The American Academy of Pediatrics (AAP) Committee on Practice and Ambulatory Medicine has published suggestions to pediatricians on chaperone use,14 which state that “[i]n some cases, either the patient, the parent, the pediatrician, or some combination of these persons may wish to have a chaperone present.” The AAP suggests that in those cases, a chaperone can protect the interests of patients and pediatricians. The AAP further states that “[p]hysician judgment and discretion must be paramount in evaluating the needs for a chaperone; however, the highest priority should be given to the requests of the patient and the parent.” ACOG has published a Committee Opinion that includes guidance about chaperones (ACOG Committee Opinion, Committee on Ethics. Sexual misconduct in the practice of obstetrics and gynecology: Ethical considerations. 1994; No. 144), which states, “The request by either a patient or a physician to have a chaperon[e] present during a physical examination should be accommodated irrespective of the physician's gender.” ACOG also states that the presence of a chaperone can offer benefits for patients and physicians.
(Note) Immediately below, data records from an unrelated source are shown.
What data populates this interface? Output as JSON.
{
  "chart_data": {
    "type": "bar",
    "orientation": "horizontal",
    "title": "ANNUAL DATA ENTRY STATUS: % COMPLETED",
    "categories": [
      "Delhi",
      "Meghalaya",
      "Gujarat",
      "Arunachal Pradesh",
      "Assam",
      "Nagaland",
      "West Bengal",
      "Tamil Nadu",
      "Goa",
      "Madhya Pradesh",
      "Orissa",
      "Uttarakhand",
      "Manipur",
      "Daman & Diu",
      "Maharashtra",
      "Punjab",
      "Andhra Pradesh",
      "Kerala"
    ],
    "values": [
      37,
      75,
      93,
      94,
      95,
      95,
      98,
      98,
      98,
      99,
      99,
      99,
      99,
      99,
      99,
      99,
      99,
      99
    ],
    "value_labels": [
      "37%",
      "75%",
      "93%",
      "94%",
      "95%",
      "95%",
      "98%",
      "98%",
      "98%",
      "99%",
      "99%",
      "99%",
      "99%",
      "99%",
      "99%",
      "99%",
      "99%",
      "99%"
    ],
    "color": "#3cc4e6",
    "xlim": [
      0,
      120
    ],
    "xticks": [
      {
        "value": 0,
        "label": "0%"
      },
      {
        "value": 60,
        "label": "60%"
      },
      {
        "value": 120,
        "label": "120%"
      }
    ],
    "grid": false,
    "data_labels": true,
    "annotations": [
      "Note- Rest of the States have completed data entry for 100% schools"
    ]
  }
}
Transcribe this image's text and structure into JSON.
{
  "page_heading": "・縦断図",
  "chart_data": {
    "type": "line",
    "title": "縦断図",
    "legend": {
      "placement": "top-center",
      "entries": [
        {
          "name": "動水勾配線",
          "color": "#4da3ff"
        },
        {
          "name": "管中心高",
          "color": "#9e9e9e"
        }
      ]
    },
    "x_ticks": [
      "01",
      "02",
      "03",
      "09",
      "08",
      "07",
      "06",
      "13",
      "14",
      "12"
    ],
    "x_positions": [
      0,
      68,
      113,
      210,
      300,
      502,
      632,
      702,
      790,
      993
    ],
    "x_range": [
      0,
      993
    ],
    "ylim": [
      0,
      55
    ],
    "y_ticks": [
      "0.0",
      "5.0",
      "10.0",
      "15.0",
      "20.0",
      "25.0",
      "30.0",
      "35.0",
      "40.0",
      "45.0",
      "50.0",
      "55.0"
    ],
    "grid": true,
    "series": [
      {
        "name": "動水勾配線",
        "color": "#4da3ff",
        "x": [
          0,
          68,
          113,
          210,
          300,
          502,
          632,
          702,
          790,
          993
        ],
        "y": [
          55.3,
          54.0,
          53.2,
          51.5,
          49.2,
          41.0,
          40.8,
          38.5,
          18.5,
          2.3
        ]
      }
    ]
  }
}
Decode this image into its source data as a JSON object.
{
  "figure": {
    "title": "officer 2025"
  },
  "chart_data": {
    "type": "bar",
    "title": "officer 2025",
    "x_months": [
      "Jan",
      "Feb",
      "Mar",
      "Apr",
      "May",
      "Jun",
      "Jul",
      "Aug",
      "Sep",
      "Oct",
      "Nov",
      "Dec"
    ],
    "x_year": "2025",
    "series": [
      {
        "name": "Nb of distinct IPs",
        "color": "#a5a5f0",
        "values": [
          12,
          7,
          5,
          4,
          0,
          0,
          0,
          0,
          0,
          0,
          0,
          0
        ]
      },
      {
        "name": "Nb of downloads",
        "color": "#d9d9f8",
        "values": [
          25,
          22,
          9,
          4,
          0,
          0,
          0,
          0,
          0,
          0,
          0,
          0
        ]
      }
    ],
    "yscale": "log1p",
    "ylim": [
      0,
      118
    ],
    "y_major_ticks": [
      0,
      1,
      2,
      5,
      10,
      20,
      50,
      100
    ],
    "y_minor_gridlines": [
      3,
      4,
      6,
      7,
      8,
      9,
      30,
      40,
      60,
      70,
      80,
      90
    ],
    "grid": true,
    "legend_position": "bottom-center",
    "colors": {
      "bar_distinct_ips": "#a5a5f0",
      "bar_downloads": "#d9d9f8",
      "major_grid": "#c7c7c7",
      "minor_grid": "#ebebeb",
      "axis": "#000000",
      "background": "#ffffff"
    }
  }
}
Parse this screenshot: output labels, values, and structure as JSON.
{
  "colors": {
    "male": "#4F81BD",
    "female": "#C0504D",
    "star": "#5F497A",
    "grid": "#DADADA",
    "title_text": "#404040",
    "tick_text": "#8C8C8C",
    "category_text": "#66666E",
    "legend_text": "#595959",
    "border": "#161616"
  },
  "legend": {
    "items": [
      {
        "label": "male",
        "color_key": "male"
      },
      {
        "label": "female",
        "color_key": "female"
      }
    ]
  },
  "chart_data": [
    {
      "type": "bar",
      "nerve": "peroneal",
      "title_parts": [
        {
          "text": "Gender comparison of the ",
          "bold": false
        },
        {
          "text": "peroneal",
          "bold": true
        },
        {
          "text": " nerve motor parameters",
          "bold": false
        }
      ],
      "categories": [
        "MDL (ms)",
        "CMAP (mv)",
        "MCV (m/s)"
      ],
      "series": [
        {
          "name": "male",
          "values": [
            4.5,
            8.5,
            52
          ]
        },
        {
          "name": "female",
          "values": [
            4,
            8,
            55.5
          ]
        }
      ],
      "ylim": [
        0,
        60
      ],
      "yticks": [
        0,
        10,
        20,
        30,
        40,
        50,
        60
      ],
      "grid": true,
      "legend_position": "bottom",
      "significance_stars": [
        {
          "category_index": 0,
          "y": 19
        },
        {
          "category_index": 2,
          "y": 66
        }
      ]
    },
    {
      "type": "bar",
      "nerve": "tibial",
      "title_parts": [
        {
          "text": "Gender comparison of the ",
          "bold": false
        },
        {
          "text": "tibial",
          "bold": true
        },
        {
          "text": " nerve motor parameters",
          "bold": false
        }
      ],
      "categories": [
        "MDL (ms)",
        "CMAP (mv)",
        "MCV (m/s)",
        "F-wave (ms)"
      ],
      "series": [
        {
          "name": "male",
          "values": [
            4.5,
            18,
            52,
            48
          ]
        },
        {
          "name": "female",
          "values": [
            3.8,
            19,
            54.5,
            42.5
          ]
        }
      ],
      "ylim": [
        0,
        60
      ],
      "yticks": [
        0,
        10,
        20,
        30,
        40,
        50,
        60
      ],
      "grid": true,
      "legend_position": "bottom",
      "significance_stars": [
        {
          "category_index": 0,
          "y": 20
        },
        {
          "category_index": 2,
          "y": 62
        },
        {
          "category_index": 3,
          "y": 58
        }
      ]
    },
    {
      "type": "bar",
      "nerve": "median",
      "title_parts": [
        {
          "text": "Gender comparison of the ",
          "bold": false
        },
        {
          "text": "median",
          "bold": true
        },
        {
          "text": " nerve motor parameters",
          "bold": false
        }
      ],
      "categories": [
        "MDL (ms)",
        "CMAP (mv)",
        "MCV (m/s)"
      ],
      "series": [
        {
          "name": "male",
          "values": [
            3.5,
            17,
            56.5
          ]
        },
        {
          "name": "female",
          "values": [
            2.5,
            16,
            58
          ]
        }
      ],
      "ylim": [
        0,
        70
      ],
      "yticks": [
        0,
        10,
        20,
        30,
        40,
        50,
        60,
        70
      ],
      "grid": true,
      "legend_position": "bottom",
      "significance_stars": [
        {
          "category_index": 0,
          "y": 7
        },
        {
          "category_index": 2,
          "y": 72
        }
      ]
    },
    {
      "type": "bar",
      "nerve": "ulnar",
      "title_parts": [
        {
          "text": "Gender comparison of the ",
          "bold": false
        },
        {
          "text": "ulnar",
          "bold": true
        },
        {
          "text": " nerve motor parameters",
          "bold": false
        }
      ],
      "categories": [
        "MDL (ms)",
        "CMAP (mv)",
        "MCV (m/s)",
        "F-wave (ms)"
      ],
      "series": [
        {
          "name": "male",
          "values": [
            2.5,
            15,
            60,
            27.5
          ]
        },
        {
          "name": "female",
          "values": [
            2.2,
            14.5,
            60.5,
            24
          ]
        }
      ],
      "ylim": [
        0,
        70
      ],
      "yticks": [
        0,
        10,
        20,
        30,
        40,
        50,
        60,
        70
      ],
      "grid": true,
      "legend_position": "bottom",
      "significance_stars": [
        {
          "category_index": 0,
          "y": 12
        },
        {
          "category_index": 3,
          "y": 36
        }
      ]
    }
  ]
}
Our results show that some state medical boards also give guidance on chaperone use. Although no state board absolutely requires the presence of a chaperone for physical or pelvic examinations, some have developed policies using relatively strong language, eg, “A physician should have a chaperone present.” Four state boards (Kentucky, Louisiana, Rhode Island, and Virginia) have adopted the position developed by the Ohio State Medical Board (Position Paper: Physical Examination by Physicians. March 8, 1989), which states, “A third party should be readily available at all times during the physical examination and it is suggested that the third party be actually present when the physician performs an examination of the sexual and reproductive organs and rectum. It is incumbent upon the physician to inform the patient of the option to have a third party present. This precaution is essential regardless of physician/patient gender.”
Because of the sensitive nature of the examination, the lack of uniformity of available guidance regarding chaperone use, the prevalence of sexual misconduct cases,15,16 and the desire to have an optimal examination for all involved, it is important to give physicians direction on this issue.